One of the key arguments against assigning term papers to undergraduate students is that they have a very limited audience. This argument assumes, of course, that most post-collegiate writing has a significant audience, but anyone with time in academia (or business) knows that many of the things that we write are never read at all.
For example, each year, I write a reflective, self-evaluation of my teaching for my annual report. I assume that no one reads it.
I include it here so that at least a few people will see it:
Teaching Self Evaluation
Teaching was my top priority in Spring 2011 and Fall 2011. Over these two semesters, I taught 8 classes, co-advised on one completed M.A. thesis and advised another. The heavier teaching load allowed me to focus more time on teaching by forcing me to spend less time on research and service. In particular, this time with a heavier teaching load made me become more efficient in my course preparation and grading. Additional courses also gave me a chance to experiment with new forms of teaching including a language class and two digital history practica which could enter my rotation on a more regular basis at some point in the future.
Both the language class and practica involved one-on-one work with students as they worked to develop the skills necessary to negotiate unfamiliar texts. Theodore Mommsen famously advised historians to study languages and law. Perhaps in our increasingly digital age, historians should be encouraged to understand digital tools and (of course) languages. I discovered that I needed to develop a more robust skill set both in terms of pedagogy and in terms of technical knowledge to coax even senior graduate students through the complex world of digital content development. My own trial and error method for learning software or web-based applications did not transfer successfully to students far more tentative in their approach to technology. Moreover, my own high-flexible approach to research projects, which tends to emphasize highly punctuated, but continual development through breaking large projects into many small tasks, found very little purchase among the students. As a result, both digital history practica did not accomplish successfully their larger goals. Future digital history courses will need to be more highly structured and more directed toward getting the students broadly familiar with digital tools and the range of digital technologies at play in both popular culture and in historical research.
Conversely, I was far more successful encouraging Latin students to take a more trial and error approach to translating in Latin 202. I found that teaching Latin gave me invaluable experience in a classroom environment where a range of abilities and aptitudes manifest. Some students required hands on attention to internalize basic instructions, others only learn by doing, and others still can take abstract concepts and apply them in the real world with a minimum of guidance. While I knew this in a conceptual way, I am not sure whether I had a chance to see it play out in as dynamic way as I did in teaching a language.
In the Spring of 2012, I plan to bring some of the lessons that I have learned teaching Latin and digital history to play in my History 240: The Historians Craft course. While the course has largely remained unchanged since I made a major revision in 2010, I will add conferences to my course this semester. The conference will involve a one-on-one meeting with each student to discuss the research proposal that they develop over the second half of the class. The idea is that some students will struggle to grasp the techniques and principles of research that I introduce over the course of the semester without some required face-to-face time. While I will not require it in the Spring, I will make bonus points available and strongly recommend it in class. If it is successful, I will make conferences a regular part of the course in the Fall 2012.
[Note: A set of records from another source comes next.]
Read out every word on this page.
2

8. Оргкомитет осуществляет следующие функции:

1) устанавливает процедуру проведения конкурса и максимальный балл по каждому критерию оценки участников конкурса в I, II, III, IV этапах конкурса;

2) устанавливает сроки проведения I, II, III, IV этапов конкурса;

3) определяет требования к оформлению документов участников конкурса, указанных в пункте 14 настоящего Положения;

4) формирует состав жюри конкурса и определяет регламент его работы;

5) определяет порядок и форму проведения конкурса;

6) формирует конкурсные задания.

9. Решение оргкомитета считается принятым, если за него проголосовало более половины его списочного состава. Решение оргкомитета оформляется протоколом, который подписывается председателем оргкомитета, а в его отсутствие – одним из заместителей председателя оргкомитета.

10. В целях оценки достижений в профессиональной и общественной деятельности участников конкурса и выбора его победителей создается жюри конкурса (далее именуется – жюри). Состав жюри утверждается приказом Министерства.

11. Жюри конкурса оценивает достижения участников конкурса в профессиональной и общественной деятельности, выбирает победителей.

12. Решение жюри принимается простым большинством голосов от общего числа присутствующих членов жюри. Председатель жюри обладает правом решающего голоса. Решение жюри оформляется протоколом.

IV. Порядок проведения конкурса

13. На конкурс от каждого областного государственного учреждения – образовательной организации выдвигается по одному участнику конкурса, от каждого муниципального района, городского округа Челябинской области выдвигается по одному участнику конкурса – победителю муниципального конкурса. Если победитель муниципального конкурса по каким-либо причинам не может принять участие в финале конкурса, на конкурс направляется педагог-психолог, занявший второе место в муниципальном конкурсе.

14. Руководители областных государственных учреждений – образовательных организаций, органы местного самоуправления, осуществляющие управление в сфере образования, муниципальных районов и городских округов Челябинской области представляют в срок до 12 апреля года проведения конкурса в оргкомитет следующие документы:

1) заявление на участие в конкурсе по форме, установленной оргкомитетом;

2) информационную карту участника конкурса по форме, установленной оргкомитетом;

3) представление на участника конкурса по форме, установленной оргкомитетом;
I made a significant change to my History 502: Graduate Historiography course in the Spring of 2011. I eliminated two of the traditional writing assignments – a comparative, critical book review and a longer historiographic essay. The addition of the new History 501: Research Methods course, which was designed to reinforce many of the basic graduate research and writing skills, made these rather routine papers less necessary in History 502. In their place, I moved to a weekly journal which then became the basis for a longer, reflective research paper. This paper asks the students to use their weekly reflections as a source for an reflexive study of their own engagement with various modes of historical thinking. In other words, I am asking the students to recreate a though experiment postulated by R.G. Collingwood who argued that when he re-read his own writing he was rethinking his past thoughts and thus producing history. The reflexive assignment in History 502 not only reinforces the ideas introduced by Collingwood on the writing of history, but also asks the students to reflect on their own learning experience. To use the lingo of the day, this is a form of “closing the loop”.
My History 101: Western Civilization course has not seen many changes over the course of the 2011 academic year. Most of the changes have been minor tweaks to the delivery and continued work to clarify the structure of the course. While this class has not produced a systematic and reliable body of student evaluations, the outcomes of graded assessments continue to improve suggesting that minor adjustments to how I communicate my expectations and requirements. I am working now with the Office of Disability Services to prepare an edited transcript of each of my podcast lecture. These will form a textbook for the class. From the Fall of 2010 on, I committed to teaching more as an important step to teaching better. Experience teaching Latin and starting the development of a digital history course gave me experiences that were transferable to my History 240 course which is one of the anchors in my rotation. Over the past 5 years, I have gradually made my History 502 more experimental and driven by reflexive methods that involve a meta-cognitive closing of the loop as an important part of the graded assessment. Finally, my online 101 class has continued to evolve based on feedback provided by a careful reading of graded assessment.